Wednesday, August 3, 2016

Gray Matters Support Group - Writing assignment on the Loneliness of Brain Injury

Last month I did a writing assignment with our support group on the Loneliness of Brain Injury.  Michael Murphy wrote the following
noteworthy article:
      



I have two ‘brain-injury’ heroes: Gabby Giffords and Bob Woodruff. Both suffered severe TBIs  and have displayed remarkable stamina and fortitude in the wake of their injury and throughout their immediate and ongoing recovery. I am humbled to group or associate any portion of my experience and trials as an ABI survivor with these two. However, even though m injury was considerably less severe, l I can identify with their tribulations as a result of my stroke and successive recovery.                                                                                  

Gabby, a member of he US Congress an Arizona State Senate, had been married to astronaut, Mark Kelly for four years prior to her attempted assassination in Tuscon, AZ.  Both Gabby and Mark had high profile and public lives. The strength of their commitment and subsequent support to each other easily surpassed any mandated support that may have been expected of a couple with this sort of public scrutiny  and exposure  in the national spotlight.

Bob Woodfuff was a co-anchor of ABC’s World News Tonight. While on assignment in Iraq, he suffered a severe head injury when a roadside bomb struck the vehicle he was riding in. His wife, Lee, is a noted author and commentator. Together they co-authored and chronicled Bob’s recovery. They eventually founded the Bob Woodruff Foundation, an organization that aides and assists injured or wounded veterans and their families.  Both couples demonstrated remarkable resilience and commitment to what must have been both physically and emotionally difficult times and a fantastic strain on their relationship.
                                                                                  
I would like to ask both Caretakers, Mark Kelly and Lee Woodruff, more of the conventional type of questions; The primary ones being:
            * How did they do it,
            * Did they ever have any short-comings or doubts,
            * What circumstances tested the strength of their commitments
Even though I’m considered to be ‘higher functioning’ and relatively unscathed from the more traditional /stereotypical effects of having a stroke; I am not void of the psychosocial sided effects of a brain injury.

This article was brought about by a writing project in the Gray Matters Support Group on the topic of The Loneliness of Brain Injury.  Around the time frame of my suffering the stroke, I was involved in what most would describe as a committed, long-term relationship. The strain of surviving and recovering from this injury proved to be more than the relationship could endure; breaching her expectations and the parameters of her tolerance, capabilities, or so I surmise.  There was an abundance of help available for me, the ”survivor” and unfortunately little left for the Caretaker, supporter, and partner. Needless to say, we were left to our own devices, and we bore the brunt of the affects of my injury being uninformed and alone. The consequence seemed inevitable and definitively absolute.

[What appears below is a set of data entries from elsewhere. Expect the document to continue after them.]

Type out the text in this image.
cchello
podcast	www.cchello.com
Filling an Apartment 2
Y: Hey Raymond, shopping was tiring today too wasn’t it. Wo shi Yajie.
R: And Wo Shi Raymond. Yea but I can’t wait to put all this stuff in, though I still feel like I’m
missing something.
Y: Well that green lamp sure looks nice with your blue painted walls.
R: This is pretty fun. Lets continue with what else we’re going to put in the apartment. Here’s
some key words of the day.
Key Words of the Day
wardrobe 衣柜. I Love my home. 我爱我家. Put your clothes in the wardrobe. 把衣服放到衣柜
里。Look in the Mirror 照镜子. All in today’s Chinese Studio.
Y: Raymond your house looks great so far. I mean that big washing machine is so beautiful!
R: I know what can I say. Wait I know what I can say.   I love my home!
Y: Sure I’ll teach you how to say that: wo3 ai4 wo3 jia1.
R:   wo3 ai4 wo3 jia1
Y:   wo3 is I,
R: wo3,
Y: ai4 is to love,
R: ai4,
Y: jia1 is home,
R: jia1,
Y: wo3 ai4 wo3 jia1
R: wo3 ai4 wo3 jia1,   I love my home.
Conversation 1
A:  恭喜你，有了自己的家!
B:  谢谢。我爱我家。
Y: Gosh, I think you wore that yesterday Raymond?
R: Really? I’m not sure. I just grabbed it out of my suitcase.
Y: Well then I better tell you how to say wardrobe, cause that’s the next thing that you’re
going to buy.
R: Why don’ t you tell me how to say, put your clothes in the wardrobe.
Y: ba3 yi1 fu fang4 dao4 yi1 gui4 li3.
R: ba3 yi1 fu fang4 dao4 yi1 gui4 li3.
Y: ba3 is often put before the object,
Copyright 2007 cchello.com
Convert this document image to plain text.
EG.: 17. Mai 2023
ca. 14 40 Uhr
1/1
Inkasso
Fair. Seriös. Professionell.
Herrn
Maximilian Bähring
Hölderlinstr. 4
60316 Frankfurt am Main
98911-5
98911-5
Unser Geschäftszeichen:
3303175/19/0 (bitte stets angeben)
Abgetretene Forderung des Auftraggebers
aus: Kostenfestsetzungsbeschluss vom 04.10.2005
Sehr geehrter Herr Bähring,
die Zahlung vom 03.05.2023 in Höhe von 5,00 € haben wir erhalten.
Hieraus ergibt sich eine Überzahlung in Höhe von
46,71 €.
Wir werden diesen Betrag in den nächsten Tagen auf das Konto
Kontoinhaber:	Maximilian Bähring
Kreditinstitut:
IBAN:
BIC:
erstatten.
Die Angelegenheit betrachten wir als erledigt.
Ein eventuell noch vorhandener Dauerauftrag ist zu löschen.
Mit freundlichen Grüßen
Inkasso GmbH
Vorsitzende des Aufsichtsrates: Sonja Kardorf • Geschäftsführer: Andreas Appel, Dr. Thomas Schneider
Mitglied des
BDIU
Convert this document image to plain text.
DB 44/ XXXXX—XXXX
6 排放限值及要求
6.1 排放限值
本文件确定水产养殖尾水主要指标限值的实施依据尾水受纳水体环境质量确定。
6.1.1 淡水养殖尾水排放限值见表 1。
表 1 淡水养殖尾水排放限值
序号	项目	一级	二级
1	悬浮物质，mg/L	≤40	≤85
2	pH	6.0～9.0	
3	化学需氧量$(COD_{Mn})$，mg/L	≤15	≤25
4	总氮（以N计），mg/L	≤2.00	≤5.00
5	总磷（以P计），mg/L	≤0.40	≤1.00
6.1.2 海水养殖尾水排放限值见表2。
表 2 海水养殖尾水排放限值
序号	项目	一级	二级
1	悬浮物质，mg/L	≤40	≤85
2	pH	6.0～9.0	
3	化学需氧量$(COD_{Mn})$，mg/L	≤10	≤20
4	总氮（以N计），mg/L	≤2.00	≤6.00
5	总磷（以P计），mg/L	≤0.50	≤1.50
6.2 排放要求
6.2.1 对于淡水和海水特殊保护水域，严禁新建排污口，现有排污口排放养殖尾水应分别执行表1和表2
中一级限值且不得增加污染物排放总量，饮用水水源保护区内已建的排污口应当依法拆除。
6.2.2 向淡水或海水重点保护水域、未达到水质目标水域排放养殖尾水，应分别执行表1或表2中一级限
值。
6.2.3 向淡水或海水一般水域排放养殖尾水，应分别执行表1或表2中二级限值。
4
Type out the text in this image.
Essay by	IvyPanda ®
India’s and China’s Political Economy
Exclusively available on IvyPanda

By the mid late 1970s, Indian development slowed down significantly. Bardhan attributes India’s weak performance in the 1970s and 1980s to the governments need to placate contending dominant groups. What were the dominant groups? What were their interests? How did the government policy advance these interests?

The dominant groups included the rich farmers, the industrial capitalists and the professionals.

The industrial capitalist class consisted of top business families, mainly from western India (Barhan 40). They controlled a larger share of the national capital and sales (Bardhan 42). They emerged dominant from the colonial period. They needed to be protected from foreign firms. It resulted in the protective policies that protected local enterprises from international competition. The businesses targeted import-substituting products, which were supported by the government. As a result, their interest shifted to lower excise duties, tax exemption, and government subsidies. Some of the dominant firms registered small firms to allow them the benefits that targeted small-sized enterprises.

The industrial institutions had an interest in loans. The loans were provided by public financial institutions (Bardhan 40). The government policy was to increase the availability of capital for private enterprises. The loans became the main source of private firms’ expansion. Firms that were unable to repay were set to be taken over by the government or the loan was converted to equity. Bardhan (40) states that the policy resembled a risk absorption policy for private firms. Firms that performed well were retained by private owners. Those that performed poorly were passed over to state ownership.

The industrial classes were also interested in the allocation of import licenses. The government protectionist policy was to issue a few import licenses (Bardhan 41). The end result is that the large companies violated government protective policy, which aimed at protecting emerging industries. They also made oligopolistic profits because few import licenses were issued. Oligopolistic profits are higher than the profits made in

I have navigated most of my recovery journey solo and alone pining for my lost companionship and engaged in what I feel is a futile, sometimes emasculating search or endeavor to find a replacement. San Diego, is a very disparaging little town for someone who no longer is permitted to drive or disabled to any degree. Many of the effects of a brain injury/disability lack transparency, thus the adage, “a hidden disability”. Barring some obvious physical deficits, an ABI survivor might present as someone void of any physical inadequacies/ challenges, and functioning with normal ambitions or desires, yet sometimes oblivious to the ‘fog, lack of clarity in the thought processes   I have learned to put a cynical spin on the old adage, “The body is willing, but the mind is weak. “
 
Gifford, Kelly, and the Woodruffs continue to be activists for the advocacy of people with brain injuries through speaking engagements and have authored several books about recovering from  a TBI; its effects on one’s self , spouse or partner and family.  I have always contended that in the immediate or interim aftermath of a brain injury there is an inordinate amount of attention given to remediating / ‘rehabbing’ the physical deficits and that attention to the psychosocial side effects should more equitably assigned. This could easily balance the recovery  processes by making those aspects of the disability that are considered ‘hidden’ more transparent AND RECOGNIZABLE. If treatment for the psychosocial effects of an ABI would’ve been on parity  as that applied for the physiological impairments, the demise of my former relationship may not have been so unavoidable.